CNTs are used as catalyst supports. Advantages of using them include resistance to acid/basic media; the possibility to control porosity and surface chemistry; chemical inertness; easy recovery of precious metal and a large specific surface area. CNTs companies developing catalysts based on CNTs include Hyperion Catalysis and Unidym.

POSS

POSS catalysts can contain one or more covalently bonded reactive functionalities suitable for polymerization, grafting, surface bonding, or other transformations covering the generation of precise catalytic materials and catalyst supports. They range approximately 1-3nm in size and can be molecularly enlarged to cover applications from homogeneous catalysis via membrane catalyst retention to truly heterogeneous catalysis.

Fullerenes

SRI International is developing fullerenes as efficient hydrogen-transfer catalyst supports.
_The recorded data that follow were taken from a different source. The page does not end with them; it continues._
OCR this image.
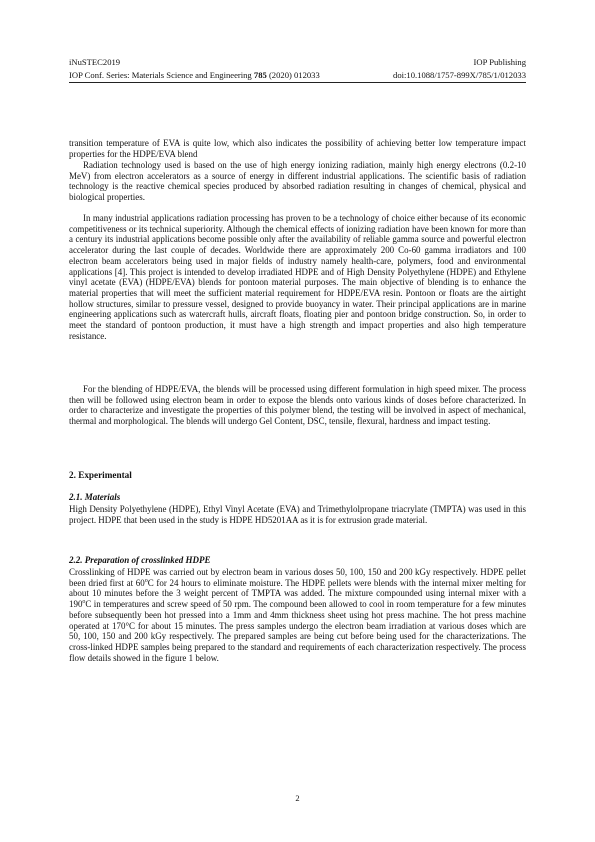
iNuSTEC2019	IOP Publishing
IOP Conf. Series: Materials Science and Engineering 785 (2020) 012033	doi:10.1088/1757-899X/785/1/012033

transition temperature of EVA is quite low, which also indicates the possibility of achieving better low temperature impact properties for the HDPE/EVA blend

Radiation technology used is based on the use of high energy ionizing radiation, mainly high energy electrons (0.2-10 MeV) from electron accelerators as a source of energy in different industrial applications. The scientific basis of radiation technology is the reactive chemical species produced by absorbed radiation resulting in changes of chemical, physical and biological properties.

In many industrial applications radiation processing has proven to be a technology of choice either because of its economic competitiveness or its technical superiority. Although the chemical effects of ionizing radiation have been known for more than a century its industrial applications become possible only after the availability of reliable gamma source and powerful electron accelerator during the last couple of decades. Worldwide there are approximately 200 Co-60 gamma irradiators and 100 electron beam accelerators being used in major fields of industry namely health-care, polymers, food and environmental applications [4]. This project is intended to develop irradiated HDPE and of High Density Polyethylene (HDPE) and Ethylene vinyl acetate (EVA) (HDPE/EVA) blends for pontoon material purposes. The main objective of blending is to enhance the material properties that will meet the sufficient material requirement for HDPE/EVA resin. Pontoon or floats are the airtight hollow structures, similar to pressure vessel, designed to provide buoyancy in water. Their principal applications are in marine engineering applications such as watercraft hulls, aircraft floats, floating pier and pontoon bridge construction. So, in order to meet the standard of pontoon production, it must have a high strength and impact properties and also high temperature resistance.

For the blending of HDPE/EVA, the blends will be processed using different formulation in high speed mixer. The process then will be followed using electron beam in order to expose the blends onto various kinds of doses before characterized. In order to characterize and investigate the properties of this polymer blend, the testing will be involved in aspect of mechanical, thermal and morphological. The blends will undergo Gel Content, DSC, tensile, flexural, hardness and impact testing.

2. Experimental
2.1. Materials

High Density Polyethylene (HDPE), Ethyl Vinyl Acetate (EVA) and Trimethylolpropane triacrylate (TMPTA) was used in this project. HDPE that been used in the study is HDPE HD5201AA as it is for extrusion grade material.

2.2. Preparation of crosslinked HDPE

Crosslinking of HDPE was carried out by electron beam in various doses 50, 100, 150 and 200 kGy respectively. HDPE pellet been dried first at 60$^o$C for 24 hours to eliminate moisture. The HDPE pellets were blends with the internal mixer melting for about 10 minutes before the 3 weight percent of TMPTA was added. The mixture compounded using internal mixer with a 190$^o$C in temperatures and screw speed of 50 rpm. The compound been allowed to cool in room temperature for a few minutes before subsequently been hot pressed into a 1mm and 4mm thickness sheet using hot press machine. The hot press machine operated at 170°C for about 15 minutes. The press samples undergo the electron beam irradiation at various doses which are 50, 100, 150 and 200 kGy respectively. The prepared samples are being cut before being used for the characterizations. The cross-linked HDPE samples being prepared to the standard and requirements of each characterization respectively. The process flow details showed in the figure 1 below.

2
Fullerenes ability to catalyze hydrodealkylations makes them potentially useful for petroleum upgrading and fullerene soot is very effective in converting methane into higher hydrocarbons.

Cerium Oxide

The drive for a fossil-fuel-alternative to produce hydrogen is of critical importance. Steam reforming of bio-oil including the gasification of coke deposits in the presence of water is seen as alternative to generate hydrogen gas. Nano cerium oxides unique catalytic behaviour makes it a strong candidate for catalysts in the production of hydrogen in fuel cells.

Metal oxides

Metal oxide nanomaterial catalysts have been commercialized in diesel vehicle emissions control and other emission control products. Other products in the pipeline include catalysts for non-automotive applications such as hydrogen peroxide production, synthesis gas (syngas) reformation and waste-heat recovery systems. Companies such as Nanostellar and Headwaters NanoKinetix Inc. are working in these areas.

Nanoporous Materials

Nanoporous materials have found applications as catalysts and sorption media due to their large internal surface area. They are important for the seperation of polluting species and recovery of beneficial ones. They are also finding application in hydrogen storage.

Metal nanoparticles

Metal nanoparticles show high efficiency as catalysts in terms of selectivity, reactivity, and improved yields of products under environmentally benign reaction conditions. Their high surface-to-volume ratio provides a larger number of active sites per unit area compared to heterogeneous catalysts.

Nano-Nickel

Nano-nickel has been found to promote reactions traditionally catalyzed by platinum. As well as costing four times less than platinum, nano-nickel has a greater catalytic activity. Nano-nickel has very high catalytic activity at small particle sizes, and is physically and chemically robust. Companies producing nano-nickel for catalysts include QuantumSphere.